Stroessner, le Parti Colorado, les États-Unis, et l’Ennemi Intérieur
Particularités du stroessnisme
En 1954, au terme de plusieurs années de conflits et de coups d’État, le général Stroessner s’empare du pouvoir au Paraguay. Il règnera pendant trente-cinq ans à la tête de la plus longue dictature de l’Amérique Latine. Un régime centré autour de son leader, reposant sur un système de loyauté et de récompenses, où la contrebande prend une place centrale.
Jusqu’en 1959, Stroessner consolide son régime au moyen de purges destinées à fidéliser l’Armée et le gouvernement. Il procède à la « coloradisation » de l’appareil étatique, rendant obligatoire l’affiliation au Parti Colorado pour les cadets et parents des cadets souhaitant s’inscrire au Collège Militaire, et pour qui voulait entrer au service de l’État, formant un État centralisé et personnaliste.
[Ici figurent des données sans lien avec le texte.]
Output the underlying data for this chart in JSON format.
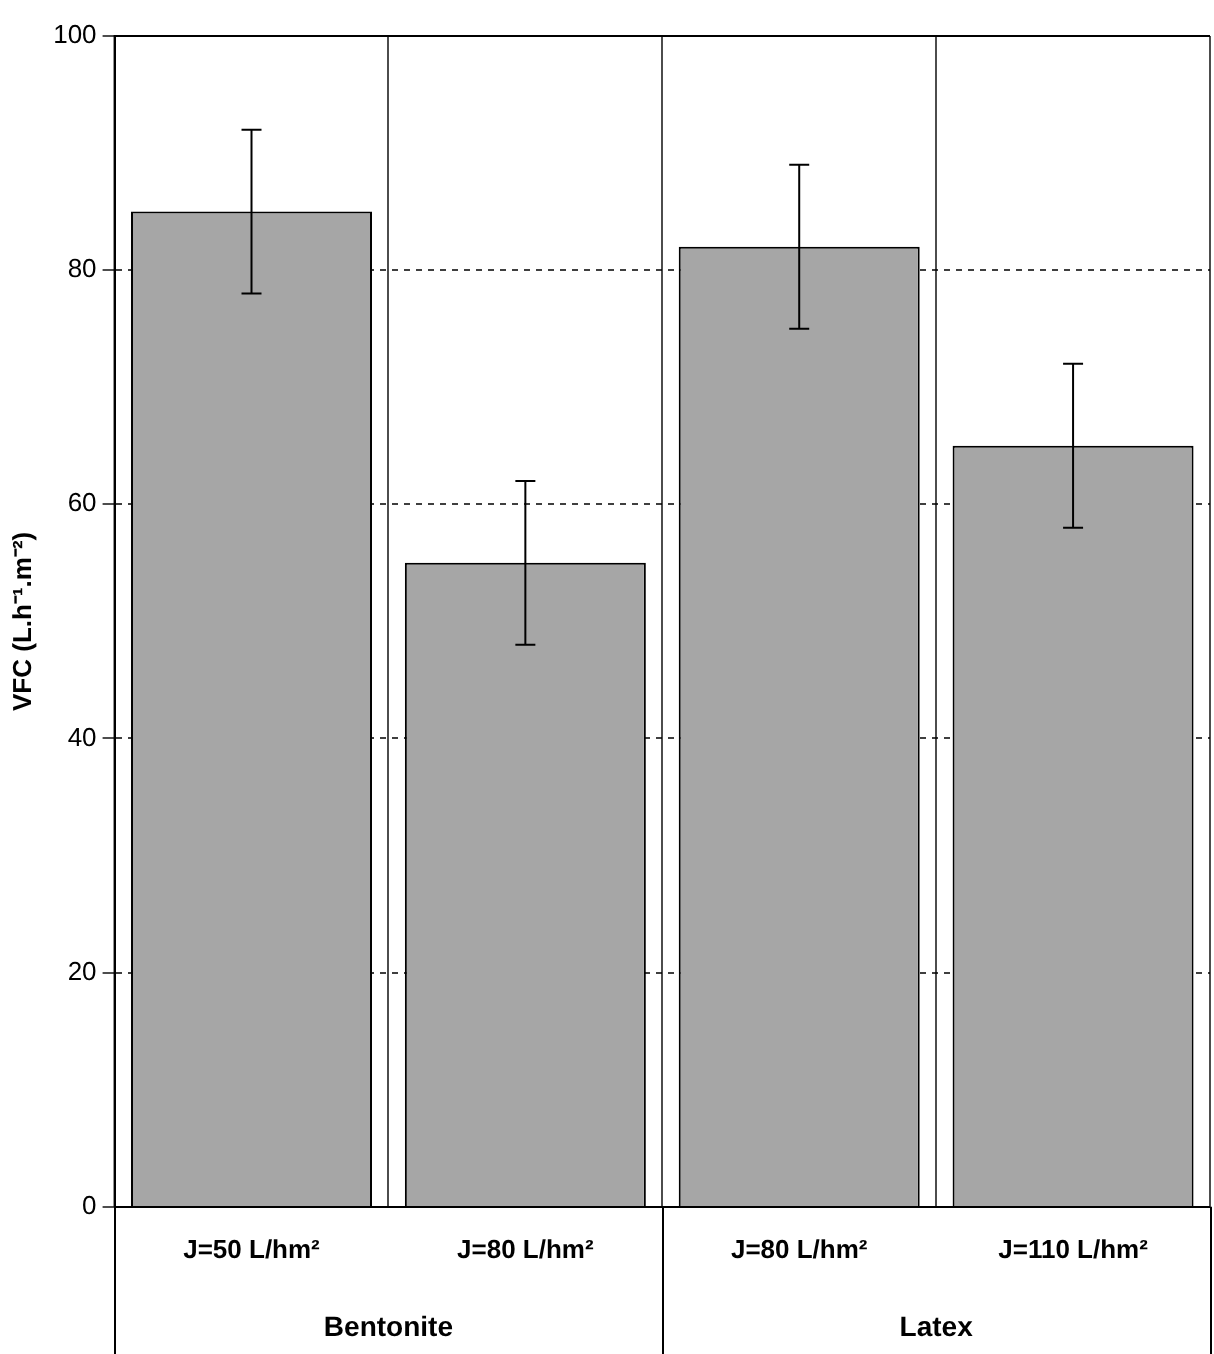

Une caractéristique qui le différencie de ses voisins, où les Forces armées n’étaient pas identifiées avec un parti politique. Le pouvoir est concentré autour de Stroessner et indissociable du Parti Colorado, toujours au pouvoir aujourd’hui.
La corruption fait, dès le début, partie intégrante du régime. Selon Anibal Miranda, sociologue paraguayen et ex-détenu politique, l’état paraguayen se confondait avec une structure criminelle organisée[1]. Les militaires et policiers se livrent à des activités de contrebande (comme la vente d’armes en Afrique du Sud), au trafic de drogue, et au trafic sexuel. Pour Stroessner, la corruption est « le prix de la paix ». Elle constitue une source de revenus pour l’élite étatique, et permet au dictateur de s’assurer la loyauté de ses subordonnés, qu’il arrose de récompenses selon ses affinités.
Nixon, le communisme, l’ennemi intérieur
Le régime stroessniste reposait sur l’idée d’un retour à un passé héroïque et glorieux, le général Stroessner étant considéré comme un héros national, l’héritier du maréchal et dictateur Francisco Solano López ; il était l’homme qui avait apporté la paix et le progrès à un pays meurtri par les guerres de la Triple Alliance et du Chaco, et par des années de conflits en son propre sein.
Le Paraguay, petit et isolé au milieu de l’Amérique Latine, se trouve vulnérable, et l’État manque d’argent. Stroessner se cherche des alliés puissants. Les États-Unis, à cette époque en pleine guerre froide, deviendront le sculpteur qui façonnera l’anticommunisme au Paraguay, une des grandes caractéristiques du régime.
«Pourtant, en 1954, rien ne prédisposait Alfredo Stroessner à devenir le «Champion de l’Anticommunisme». Son coup d’État n’était pas une réaction face à la menace communiste comme l’avaient été les putschs au Brésil en 1964, au Chili en 1973 ou en Argentine en 1976. Stroessner avait pris le pouvoir pour le garder et s’enrichir, se positionnant comme un homme fort au détour d’une crise politique. L’anticommunisme devint son fer de lance pour percevoir des fonds économiques de la part du puissant voisin du nord. Peu à peu, la Doctrine de Sécurité Nationale fit son chemin et cet anticommunisme «artificiel» au départ devint inhérent à la société et au gouvernement paraguayens, et surtout prétexte à la répression. »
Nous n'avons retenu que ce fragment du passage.